Da natureza dos elementos do fenômeno deriva outro mal-entendido, dado pela mesma incapacidade de compreender. Como alguns puderam ver na afirmação espiritual da Obra uma vontade de determinação terrena por parte do seu instrumento, assim a atual oferta da Obra pode ser entendida em sentido material e não espiri­tual, não como a dádiva de uma idéia para assimilar, a fim de me­lhorar o próprio tipo biológico, colocando-se evolutivamente mais no alto não como uma oferta espiritual, mas como uma cessão de pro­priedade e de direitos de exploração de uma idéia para extrair-lhe vantagens materiais: uma utilidade concreta. No entanto, na con­ferência fala-se de herdeiros espirituais e de oferta simbólica  Mes­mo neste caso o mal-entendido pode ser completo, dependendo igualmente da diversa forma mental usada na maneira de julgar. Dada a natureza dos elementos em campo, não podia acontecer de outra forma. Aqui, não podemos senão fazer constatações, embora neces­sárias, para compreender o desenvolvimento do fenômeno e vivê-lo sob sua orientação, conhecendo-lhe o funcionamento e, deste modo, prever os seus futuros desenvolvimentos. Pode-se, neste caso., con­trolar experimentalmente o modo pelo qual se verifica o fenômeno da descida dos ideais.
Estamos no momento em que o míssil desce em direção à Terra, entra na atmosfera e se incendeia. Encontramo-nos na última fase do fenômeno, no plano humano, onde se trava a luta pela sucessão. Então, não há mais Cristo, mas o papado e o Vaticano, que lutam para conquistar e manter o poder; não existe mais o santo, mas a ordem religiosa, que em seu nome administra a vida de uma comunidade. Ao iniciador se substitui o grupo dos seguidores, que o utilizam para os seus próprios fins. Termina o trabalho no plano espiritual e em seu lugar aparece a administração, a burocracia, en­trando-se na fase da autoridade, das leis e regulamentos, da adapta­ção à realidade material.
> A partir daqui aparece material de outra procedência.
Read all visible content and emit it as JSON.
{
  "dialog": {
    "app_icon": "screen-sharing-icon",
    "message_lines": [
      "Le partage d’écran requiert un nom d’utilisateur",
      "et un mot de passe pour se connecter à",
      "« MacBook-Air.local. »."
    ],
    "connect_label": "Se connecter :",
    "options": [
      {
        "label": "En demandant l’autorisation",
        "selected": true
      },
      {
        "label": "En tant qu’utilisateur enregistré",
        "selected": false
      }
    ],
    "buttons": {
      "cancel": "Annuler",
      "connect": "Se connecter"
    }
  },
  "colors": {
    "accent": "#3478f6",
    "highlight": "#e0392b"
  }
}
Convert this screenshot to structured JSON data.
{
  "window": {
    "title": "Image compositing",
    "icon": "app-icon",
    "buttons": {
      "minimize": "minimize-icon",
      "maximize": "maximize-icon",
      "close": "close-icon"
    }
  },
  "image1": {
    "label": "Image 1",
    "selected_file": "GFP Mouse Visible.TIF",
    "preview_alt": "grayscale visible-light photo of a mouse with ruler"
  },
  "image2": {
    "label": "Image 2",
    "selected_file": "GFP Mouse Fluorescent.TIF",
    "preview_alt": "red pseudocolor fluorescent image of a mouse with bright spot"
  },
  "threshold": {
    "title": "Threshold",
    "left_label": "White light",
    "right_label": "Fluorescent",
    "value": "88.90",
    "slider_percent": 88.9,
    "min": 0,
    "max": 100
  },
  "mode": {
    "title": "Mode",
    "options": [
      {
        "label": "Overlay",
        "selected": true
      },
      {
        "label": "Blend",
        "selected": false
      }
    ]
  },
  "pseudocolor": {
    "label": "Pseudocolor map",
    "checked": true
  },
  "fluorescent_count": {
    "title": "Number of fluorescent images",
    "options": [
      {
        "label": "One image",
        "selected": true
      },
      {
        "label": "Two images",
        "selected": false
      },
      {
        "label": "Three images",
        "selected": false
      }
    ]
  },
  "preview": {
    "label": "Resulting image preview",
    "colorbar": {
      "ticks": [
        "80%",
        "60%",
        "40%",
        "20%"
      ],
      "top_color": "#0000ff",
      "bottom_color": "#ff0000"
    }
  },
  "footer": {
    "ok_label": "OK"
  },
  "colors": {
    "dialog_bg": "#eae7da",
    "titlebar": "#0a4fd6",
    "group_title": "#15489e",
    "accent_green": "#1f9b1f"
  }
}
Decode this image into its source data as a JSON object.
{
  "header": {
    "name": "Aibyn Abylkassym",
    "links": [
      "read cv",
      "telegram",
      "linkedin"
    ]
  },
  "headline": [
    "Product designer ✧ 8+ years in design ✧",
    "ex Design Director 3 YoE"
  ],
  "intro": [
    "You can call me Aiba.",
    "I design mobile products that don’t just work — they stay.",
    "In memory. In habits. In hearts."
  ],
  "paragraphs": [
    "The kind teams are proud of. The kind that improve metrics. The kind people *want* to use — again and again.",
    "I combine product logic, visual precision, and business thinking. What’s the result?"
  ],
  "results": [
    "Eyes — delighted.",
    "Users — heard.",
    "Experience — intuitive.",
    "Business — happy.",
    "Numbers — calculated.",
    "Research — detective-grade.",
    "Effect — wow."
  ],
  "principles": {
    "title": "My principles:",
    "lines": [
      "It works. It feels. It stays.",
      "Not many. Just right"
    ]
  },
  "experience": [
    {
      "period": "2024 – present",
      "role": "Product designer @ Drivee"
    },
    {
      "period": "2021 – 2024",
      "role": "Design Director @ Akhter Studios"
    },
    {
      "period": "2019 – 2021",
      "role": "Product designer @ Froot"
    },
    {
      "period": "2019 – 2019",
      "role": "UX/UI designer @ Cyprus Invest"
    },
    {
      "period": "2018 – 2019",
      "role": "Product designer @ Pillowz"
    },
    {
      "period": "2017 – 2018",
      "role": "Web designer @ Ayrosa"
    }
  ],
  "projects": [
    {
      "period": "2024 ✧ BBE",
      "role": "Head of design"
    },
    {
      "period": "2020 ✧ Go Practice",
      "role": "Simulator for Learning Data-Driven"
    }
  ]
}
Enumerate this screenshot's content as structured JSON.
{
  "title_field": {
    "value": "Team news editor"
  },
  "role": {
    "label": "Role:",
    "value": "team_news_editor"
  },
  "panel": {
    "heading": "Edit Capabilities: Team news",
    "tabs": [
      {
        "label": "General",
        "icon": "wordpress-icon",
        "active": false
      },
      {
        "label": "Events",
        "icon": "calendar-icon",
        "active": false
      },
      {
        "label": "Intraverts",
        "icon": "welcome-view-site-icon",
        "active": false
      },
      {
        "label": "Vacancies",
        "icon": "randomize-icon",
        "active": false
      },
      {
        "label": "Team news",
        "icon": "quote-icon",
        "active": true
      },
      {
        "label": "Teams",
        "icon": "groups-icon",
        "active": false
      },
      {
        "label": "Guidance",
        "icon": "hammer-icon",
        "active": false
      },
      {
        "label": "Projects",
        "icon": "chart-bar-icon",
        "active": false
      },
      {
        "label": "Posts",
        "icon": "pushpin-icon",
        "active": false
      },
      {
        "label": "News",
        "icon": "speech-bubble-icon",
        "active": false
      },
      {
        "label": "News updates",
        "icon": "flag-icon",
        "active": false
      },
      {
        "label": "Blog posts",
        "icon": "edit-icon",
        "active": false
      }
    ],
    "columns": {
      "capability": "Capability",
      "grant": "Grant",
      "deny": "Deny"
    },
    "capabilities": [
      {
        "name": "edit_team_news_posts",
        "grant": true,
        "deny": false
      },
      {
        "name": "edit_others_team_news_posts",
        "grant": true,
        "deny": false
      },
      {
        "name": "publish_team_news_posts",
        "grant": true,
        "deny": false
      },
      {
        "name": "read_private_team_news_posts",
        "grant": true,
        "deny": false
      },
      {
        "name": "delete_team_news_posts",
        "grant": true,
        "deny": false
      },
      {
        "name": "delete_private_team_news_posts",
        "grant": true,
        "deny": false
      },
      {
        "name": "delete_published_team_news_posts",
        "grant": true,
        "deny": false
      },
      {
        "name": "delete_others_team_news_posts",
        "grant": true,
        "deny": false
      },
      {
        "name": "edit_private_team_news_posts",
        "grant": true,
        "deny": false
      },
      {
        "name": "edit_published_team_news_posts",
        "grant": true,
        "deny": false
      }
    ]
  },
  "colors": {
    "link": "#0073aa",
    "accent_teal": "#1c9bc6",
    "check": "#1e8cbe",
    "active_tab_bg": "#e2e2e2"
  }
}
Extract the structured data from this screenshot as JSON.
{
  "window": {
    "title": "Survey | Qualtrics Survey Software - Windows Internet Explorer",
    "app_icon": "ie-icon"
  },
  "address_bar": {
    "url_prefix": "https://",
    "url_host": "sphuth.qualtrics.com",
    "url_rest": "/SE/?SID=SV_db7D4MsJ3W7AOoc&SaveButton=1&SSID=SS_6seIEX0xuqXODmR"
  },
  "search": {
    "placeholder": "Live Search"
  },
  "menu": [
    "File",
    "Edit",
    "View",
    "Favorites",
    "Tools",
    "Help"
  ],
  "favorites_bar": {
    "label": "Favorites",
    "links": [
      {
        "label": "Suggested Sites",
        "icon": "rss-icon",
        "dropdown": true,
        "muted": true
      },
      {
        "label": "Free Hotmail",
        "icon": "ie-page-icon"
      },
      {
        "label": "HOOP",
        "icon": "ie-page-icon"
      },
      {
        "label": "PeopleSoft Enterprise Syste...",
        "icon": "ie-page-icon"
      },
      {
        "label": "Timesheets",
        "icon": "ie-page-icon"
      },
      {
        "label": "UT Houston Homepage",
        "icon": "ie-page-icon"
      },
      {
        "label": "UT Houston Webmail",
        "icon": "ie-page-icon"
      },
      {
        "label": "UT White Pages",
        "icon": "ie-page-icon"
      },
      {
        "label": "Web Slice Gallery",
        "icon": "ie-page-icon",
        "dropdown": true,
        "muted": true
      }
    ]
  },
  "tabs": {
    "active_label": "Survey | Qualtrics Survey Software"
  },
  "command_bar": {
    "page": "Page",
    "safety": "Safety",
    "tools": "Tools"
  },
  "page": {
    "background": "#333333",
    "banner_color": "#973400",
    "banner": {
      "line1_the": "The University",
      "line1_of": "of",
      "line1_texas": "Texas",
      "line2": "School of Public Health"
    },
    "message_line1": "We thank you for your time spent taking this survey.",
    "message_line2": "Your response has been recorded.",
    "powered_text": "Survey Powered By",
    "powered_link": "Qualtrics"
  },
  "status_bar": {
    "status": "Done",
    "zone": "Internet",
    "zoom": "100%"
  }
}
A idéia materializa-se de forma concreta, com templos, obras, instituições etc. Porque agora desceu à Terra. ela deve tomar um corpo, mas como faz a alma em nosso organis­mo animal. Começa a exploração, a degradação, até que, pelo uso da idéia, se consome a pureza do seu impulso de origem; corrom­pe-se e torna-se inutilizável pela série das adaptações que a torce­ram, ficando agora sepultada sob as superestruturas humanas. Neste momento, desce ao mundo outra idéia para recomeçar desde o prin­cípio, percorrendo o mesmo caminho, cumprindo-se a mesma fun­ção, e assim por diante, em ondas sucessivas, operando na humani­dade uma transformação em sentido evolutivo.
Esta descida é como a queda de uma estrela luminosa que se projeta nas águas do oceano. O momento que aqui observamos é o dessa queda. À idéia se substitui o grupo que a representa. Este a incorpora, e ela passa a ser o grupo, que é o seu corpo humano. Esta é a primeira fase de sua realização na Terra, e nela agora nos encontramos no caso tomado em exame. Estamos no mundo, no pólo oposto ao do ideal; estamos em baixo, onde reinam, em vez de obediência e ordem, a revolta e a desordem. Assim, a primeira ne­cessidade que surge ao descer a este plano é formar e defender um centro de disciplina e de ordem. Para que seja possível um regime de liberdade, é necessário o estado de consciência e coordenação próprios níveis mais evoluídos. Num ambiente de insubordina­ção egocêntrica, a liberdade é anarquia, conduzindo à dispersão e à destruição. Em nosso planeta dada a sua natureza, surge subita­mente a necessidade de impor a ordem com uma regra. E por isso que a cada passo encontramos leis que traçam as normas de condu­ta e se fazem valer por meio de sanções punitivas. Tendo em vista que o homem é naturalmente rebelde, levado a abusar de tudo, e preciso em primeiro lugar enquadrá-lo dentro dos limites exigidos pela ordem. Eis que, ao lado da lei, surge, subitamente, um seu sis­tema defensivo que lhe fecha as evasões e lhe garante a aplicação. Infelizmente, numa selva povoada de animais ferozes não se pode ir ao seu encontro de braços abertos para amá-los, mas faz-se mister estar armado e ameaça-los de morte, se não se quiser ser morto por eles. Esta é a lei de nosso meio, e a ela o ideal não pode deixar de se sujeitar,. se quiser civilizá-lo.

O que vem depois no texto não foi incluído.